Transitioning a case with composite can immediately stabilize an otherwise deteriorating situation in a cost-effective way. This approach allows patients to address the realities of financial or time constraints and then change to more durable porcelain restorations in a timeframe that is appropriate for them. The transition to porcelain can be carried out either tooth by tooth as the composite restorations are failing or, preferably, in sections to obtain a more cohesive esthetic look, particularly in the anterior region.
Because composite is a more "forgiving" material for bite alterations, it is ideal for "road testing" occlusal changes. Furthermore, an entirely additive approach is the most responsible way to address the needs of patients, especially younger ones, and the constant changes in porcelain technology may permit the use of thinner restorations in the future, necessitating less tooth reduction.
The 21-year-old patient featured in this case came to the office with a chief complaint of having recently noticed more rapid wear of her upper front teeth. According to the patient, her teeth had always been "tiny," but after looking at recent photographs, she was shocked to realize that they had become significantly shorter during the past 6 months. Her previous dentist had told her that the wear was due to nighttime bruxism and fitted her with a hard maxillary arch splint. She wore the splint consistently; however, it failed to stop the progression.
An intraoral examination revealed significant attrition compounded by severe erosion on the palatal surfaces of her upper anterior and upper left posterior teeth. Her maxillary central incisors measured 4 mm in length, but the average length of a female patient's maxillary central incisors is approximately 10 mm. Compensatory overeruption had led to a loss of restorative space. In addition, moderate attrition and erosion were found on the lower anterior and lower left posterior teeth. Several carious lesions were present. When the patient's mouthguard was inspected, track marks could be seen.

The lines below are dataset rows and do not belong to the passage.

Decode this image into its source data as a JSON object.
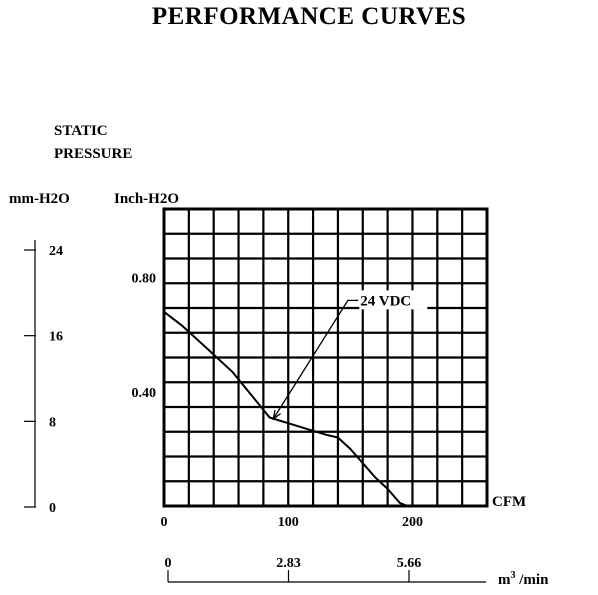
{
  "chart_data": {
    "type": "line",
    "title": "PERFORMANCE  CURVES",
    "ylabel": [
      "STATIC",
      "PRESSURE"
    ],
    "y_units": {
      "inch": "Inch-H2O",
      "mm": "mm-H2O"
    },
    "x_units": {
      "cfm": "CFM",
      "m3": "m3/min"
    },
    "xlim": [
      0,
      260
    ],
    "ylim": [
      0,
      1.04
    ],
    "x_ticks": [
      {
        "value": 0,
        "label": "0"
      },
      {
        "value": 100,
        "label": "100"
      },
      {
        "value": 200,
        "label": "200"
      }
    ],
    "y_ticks_inch": [
      {
        "value": 0.4,
        "label": "0.40"
      },
      {
        "value": 0.8,
        "label": "0.80"
      }
    ],
    "y_ticks_mm": [
      {
        "value": 0,
        "label": "0"
      },
      {
        "value": 8,
        "label": "8"
      },
      {
        "value": 16,
        "label": "16"
      },
      {
        "value": 24,
        "label": "24"
      }
    ],
    "x_ticks_m3": [
      {
        "value": 0,
        "label": "0"
      },
      {
        "value": 2.83,
        "label": "2.83"
      },
      {
        "value": 5.66,
        "label": "5.66"
      }
    ],
    "grid": true,
    "series": [
      {
        "name": "24 VDC",
        "x": [
          0,
          15,
          35,
          55,
          70,
          85,
          100,
          115,
          130,
          140,
          150,
          160,
          170,
          180,
          190,
          196
        ],
        "y": [
          0.68,
          0.63,
          0.55,
          0.47,
          0.39,
          0.31,
          0.29,
          0.27,
          0.25,
          0.24,
          0.2,
          0.15,
          0.1,
          0.06,
          0.01,
          0.0
        ]
      }
    ]
  }
}
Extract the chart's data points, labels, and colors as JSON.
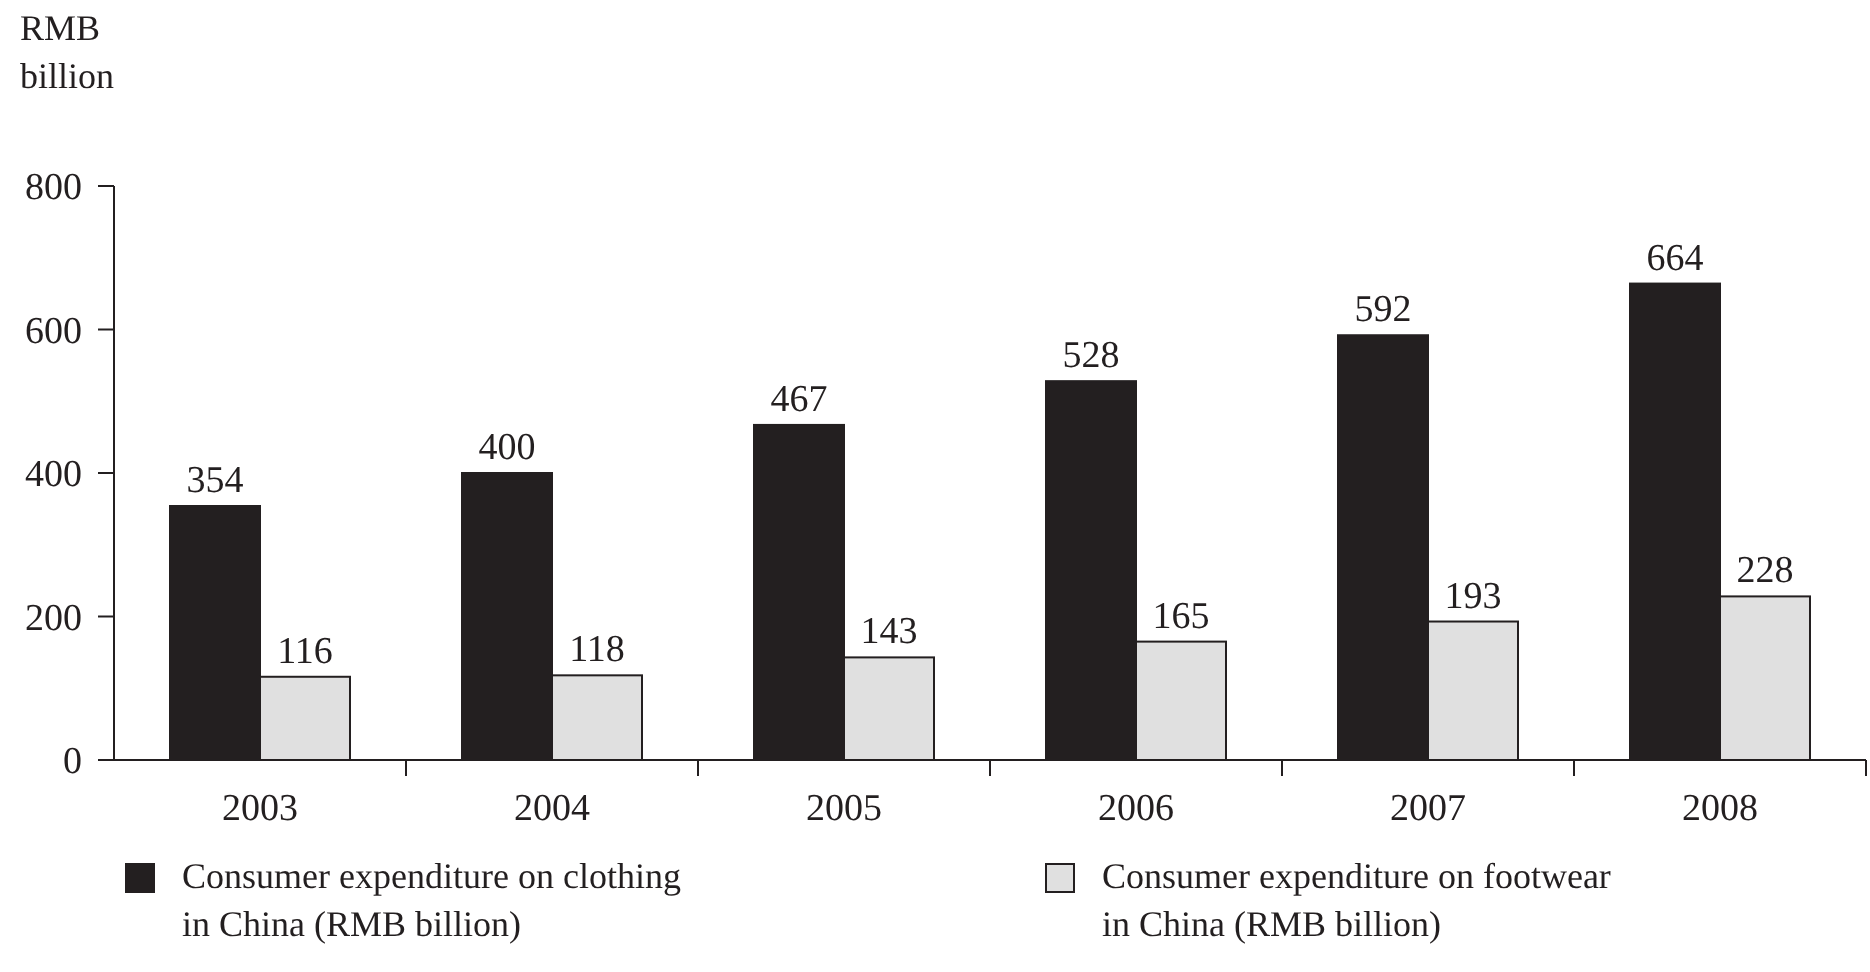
{
  "chart_data": {
    "type": "bar",
    "ylabel": "RMB billion",
    "categories": [
      "2003",
      "2004",
      "2005",
      "2006",
      "2007",
      "2008"
    ],
    "series": [
      {
        "name": "Consumer expenditure on clothing in China (RMB billion)",
        "color": "#231f20",
        "values": [
          354,
          400,
          467,
          528,
          592,
          664
        ]
      },
      {
        "name": "Consumer expenditure on footwear in China (RMB billion)",
        "color": "#e0e0e0",
        "values": [
          116,
          118,
          143,
          165,
          193,
          228
        ]
      }
    ],
    "ylim": [
      0,
      800
    ],
    "yticks": [
      0,
      200,
      400,
      600,
      800
    ],
    "data_labels": true,
    "grid": false,
    "legend": "bottom"
  }
}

These findings lead to a provisional diagnosis of parafunction accompanied by gastroesophageal reflux disease (GERD). When compared with that of bulimia, GERD typically produces a different erosion pattern in which the posterior teeth on one side of the mouth (ie, the patient's preferred sleeping side) are more affected than those on the other side. The patient confirmed that she had indeed noticed experiencing gastric reflux. After the presence of GERD was confirmed by a physician, the patient was treated with a short course of proton pump inhibitors and changed her dietary habits. Because any treatment solution, particularly those involving composite, will have an extremely poor prognosis in a consistently acidic oral environment, treatment was allowed to commence only after her symptoms had resolved.
Due to the young age of the patient, after initial caries removal, the decision was made to treat this case with injectable composite, opening the vertical dimension of occlusion to create restorative space to cover all of the eroded surfaces and permit appropriate lengths of her upper anterior teeth. Once the treatment was finished, she was fitted with a new hard splint for nighttime use.